Journal of the European Society for Gynaecological Endoscopy

esge_logo

Variation of outcome reporting in studies of interventions for heavy menstrual bleeding: a systematic review

N.A.M. Cooper1,2, R. Papadantonaki3, S. Yorke1, K.S. Khan4,5

1 Women’s Health Research Unit, Queen Mary University of London, UK
2 Integrated Academic Training programme, London Specialty School of Obstetrics and Gynaecology, London, UK
3 London and Kent, Surrey and Sussex Foundation Programme, UK
4 Department of preventative medicine and public health, University of Granada, Spain
5 Centro de Investigación Biomédica en Red (CIBER) Epidemiología y Salud Pública, Instituto de Salud Carlos III, Madrid, Spain.

Keywords:

Core outcome set, heavy menstrual bleeding, outcome variation, methodology


Published online: Sep 30 2022

https://doi.org/10.52054/FVVO.14.3.030

Abstract

Background: Heavy menstrual bleeding (HMB) detrimentally effects women. It is important to be able to compare treatments and synthesise data to understand which interventions are most beneficial, however, when there is variation in outcome reporting, this is difficult.

Objectives: To identify variation in reported outcomes in clinical studies of interventions for HMB.

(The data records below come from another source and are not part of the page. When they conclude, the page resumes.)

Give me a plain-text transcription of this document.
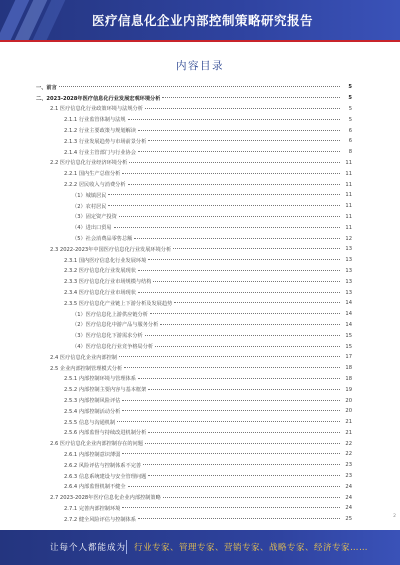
医疗信息化企业内部控制策略研究报告
内容目录
一、前言	5
二、2023-2028年医疗信息化行业发展宏观环境分析	5
2.1 医疗信息化行业政策环境与法规分析	5
2.1.1 行业监管体制与法规	5
2.1.2 行业主要政策与规划解读	6
2.1.3 行业发展趋势与市场前景分析	6
2.1.4 行业主管部门与行业协会	8
2.2 医疗信息化行业经济环境分析	11
2.2.1 国内生产总值分析	11
2.2.2 居民收入与消费分析	11
（1）城镇居民	11
（2）农村居民	11
（3）固定资产投资	11
（4）进出口贸易	11
（5）社会消费品零售总额	12
2.3 2022-2023年中国医疗信息化行业发展环境分析	13
2.3.1 国内医疗信息化行业发展环境	13
2.3.2 医疗信息化行业发展现状	13
2.3.3 医疗信息化行业市场规模与结构	13
2.3.4 医疗信息化行业市场现状	13
2.3.5 医疗信息化产业链上下游分析及发展趋势	14
（1）医疗信息化上游供应链分析	14
（2）医疗信息化中游产品与服务分析	14
（3）医疗信息化下游需求分析	15
（4）医疗信息化行业竞争格局分析	15
2.4 医疗信息化企业内部控制	17
2.5 企业内部控制管理模式分析	18
2.5.1 内部控制环境与管理体系	18
2.5.2 内部控制主要内容与基本框架	19
2.5.3 内部控制风险评估	20
2.5.4 内部控制活动分析	20
2.5.5 信息与沟通机制	21
2.5.6 内部监督与持续改进机制分析	21
2.6 医疗信息化企业内部控制存在的问题	22
2.6.1 内部控制意识薄弱	22
2.6.2 风险评估与控制体系不完善	23
2.6.3 信息系统建设与安全管理问题	23
2.6.4 内部监督机制不健全	24
2.7 2023-2028年医疗信息化企业内部控制策略	24
2.7.1 完善内部控制环境	24
2.7.2 健全风险评估与控制体系	25	2
让每个人都能成为 行业专家、管理专家、营销专家、战略专家、经济专家……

Materials and methods: Searches were performed in medical databases and trial registries, using the terms ‘heavy menstrual bleeding’, menorrhagia*, hypermenorrhoea*, HMB, “heavy period „period“, effective*, therapy*, treatment, intervention, manage* and associated MeSH terms. Two authors independently reviewed and selected citations according to pre-defined selection criteria, including both randomised and observational studies. The following data were extracted- study characteristics, methodology and quality, and all reported outcomes. Analysis considered the frequency of reporting.

Results: There were 14 individual primary outcomes, however reporting was varied, resulting in 45 specific primary outcomes. There were 165 specific secondary outcomes. The most reported outcomes were menstrual blood loss and adverse events.

Conclusions: A core outcome set (COS) would reduce the evident variation in reporting of outcomes in studies of HMB, allowing more complete combination and comparison of study results and preventing reporting bias.

What is new? This in-depth review of past research into heavy menstrual bleeding shows that there is the need for a core outcome set for heavy menstrual bleeding.